KF: I thought it was a good thing to pick a commissioner who was a tax practitioner after having several successive commissioners who were not. I’m not saying that we couldn’t go back to a non-tax commissioner; maybe it’s not a bad thing to switch back and forth. But I don’t think the tax system should go two decades without a commissioner who has a deep knowledge of the tax system. Sure, a tax practitioner may have only managed 50 people in his or her firm, as opposed to 50,000 or 75,000 at the IRS. It’s a steep learning curve on management, but you can have a deputy commissioner who’s a real management guru. The commissioner is the voice of the IRS, and in that role, I think it’s really helpful to have been a practitioner. I can see the benefit of having someone who has managed large organizations before, but I still like the idea of having a tax practitioner at least every so often.

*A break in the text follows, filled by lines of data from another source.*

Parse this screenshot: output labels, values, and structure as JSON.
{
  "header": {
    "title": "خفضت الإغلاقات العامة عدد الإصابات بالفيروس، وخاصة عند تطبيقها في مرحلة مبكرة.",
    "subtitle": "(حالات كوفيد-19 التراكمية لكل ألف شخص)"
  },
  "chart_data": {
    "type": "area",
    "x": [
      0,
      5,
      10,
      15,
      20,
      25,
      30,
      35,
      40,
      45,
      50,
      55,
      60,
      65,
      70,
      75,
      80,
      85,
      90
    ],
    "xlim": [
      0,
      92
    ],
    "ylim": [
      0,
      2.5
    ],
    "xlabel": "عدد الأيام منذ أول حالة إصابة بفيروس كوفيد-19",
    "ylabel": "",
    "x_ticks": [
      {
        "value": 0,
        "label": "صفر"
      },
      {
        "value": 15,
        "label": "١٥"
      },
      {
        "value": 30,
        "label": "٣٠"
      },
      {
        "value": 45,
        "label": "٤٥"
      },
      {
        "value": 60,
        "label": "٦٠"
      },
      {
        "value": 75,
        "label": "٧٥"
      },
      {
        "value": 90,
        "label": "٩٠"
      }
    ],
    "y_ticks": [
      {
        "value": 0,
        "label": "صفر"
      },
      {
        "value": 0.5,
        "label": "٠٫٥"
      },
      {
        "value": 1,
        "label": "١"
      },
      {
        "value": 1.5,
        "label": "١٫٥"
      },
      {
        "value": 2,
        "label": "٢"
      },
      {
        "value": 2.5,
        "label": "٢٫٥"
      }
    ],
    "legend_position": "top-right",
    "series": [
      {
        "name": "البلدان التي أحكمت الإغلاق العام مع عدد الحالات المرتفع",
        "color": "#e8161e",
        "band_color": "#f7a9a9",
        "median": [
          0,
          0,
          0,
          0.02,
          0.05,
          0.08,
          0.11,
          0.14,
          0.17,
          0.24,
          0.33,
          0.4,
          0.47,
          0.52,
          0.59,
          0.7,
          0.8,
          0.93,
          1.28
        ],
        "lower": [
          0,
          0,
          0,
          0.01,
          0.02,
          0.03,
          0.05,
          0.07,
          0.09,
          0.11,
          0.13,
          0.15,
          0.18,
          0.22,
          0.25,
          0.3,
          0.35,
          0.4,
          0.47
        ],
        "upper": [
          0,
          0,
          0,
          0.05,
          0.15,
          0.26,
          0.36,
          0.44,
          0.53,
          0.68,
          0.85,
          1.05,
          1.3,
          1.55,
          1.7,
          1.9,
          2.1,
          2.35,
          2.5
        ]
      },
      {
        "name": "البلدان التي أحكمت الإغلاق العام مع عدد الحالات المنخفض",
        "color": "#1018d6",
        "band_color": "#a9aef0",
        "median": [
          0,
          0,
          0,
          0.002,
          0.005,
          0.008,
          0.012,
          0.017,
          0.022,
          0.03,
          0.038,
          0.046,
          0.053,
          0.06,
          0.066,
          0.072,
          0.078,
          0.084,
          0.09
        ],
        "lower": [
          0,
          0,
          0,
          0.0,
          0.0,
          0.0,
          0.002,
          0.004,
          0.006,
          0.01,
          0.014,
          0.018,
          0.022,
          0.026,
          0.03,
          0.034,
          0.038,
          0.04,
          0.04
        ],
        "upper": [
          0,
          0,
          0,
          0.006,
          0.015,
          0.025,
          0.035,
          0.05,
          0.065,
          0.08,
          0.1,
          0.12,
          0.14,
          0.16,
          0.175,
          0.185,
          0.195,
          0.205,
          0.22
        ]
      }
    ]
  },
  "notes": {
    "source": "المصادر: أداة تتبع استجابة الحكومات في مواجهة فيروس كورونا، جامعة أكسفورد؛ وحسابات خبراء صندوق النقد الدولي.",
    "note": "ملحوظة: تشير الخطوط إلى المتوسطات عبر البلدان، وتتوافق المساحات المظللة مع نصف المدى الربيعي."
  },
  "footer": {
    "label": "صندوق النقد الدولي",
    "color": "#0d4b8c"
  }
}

ATT: Do you think the common complaint from some quarters about the revolving door between private practice and IRS service is legitimate? Is the revolving door good, bad, or agnostic for the tax system?
KF: I think it’s helpful that people who understand how the IRS works go into private practice. I don’t think you want to have a group that’s totally divorced from knowing how it works on the inside. Having the knowledge of the system usually makes it easier to work with somebody because they understand the constraints in trying to resolve a case, so I think it’s good. I think the system benefits from having people who used to work there who are now on the outside and who used to be on the outside who are now coming in to work at the IRS.
ATT: Last question, any favorite depiction of a tax lawyer in film or literature?
KF: In terms of an aspirational goal, it would be Atticus Finch in To Kill a Mockingbird. It would be hard to not want to be Atticus.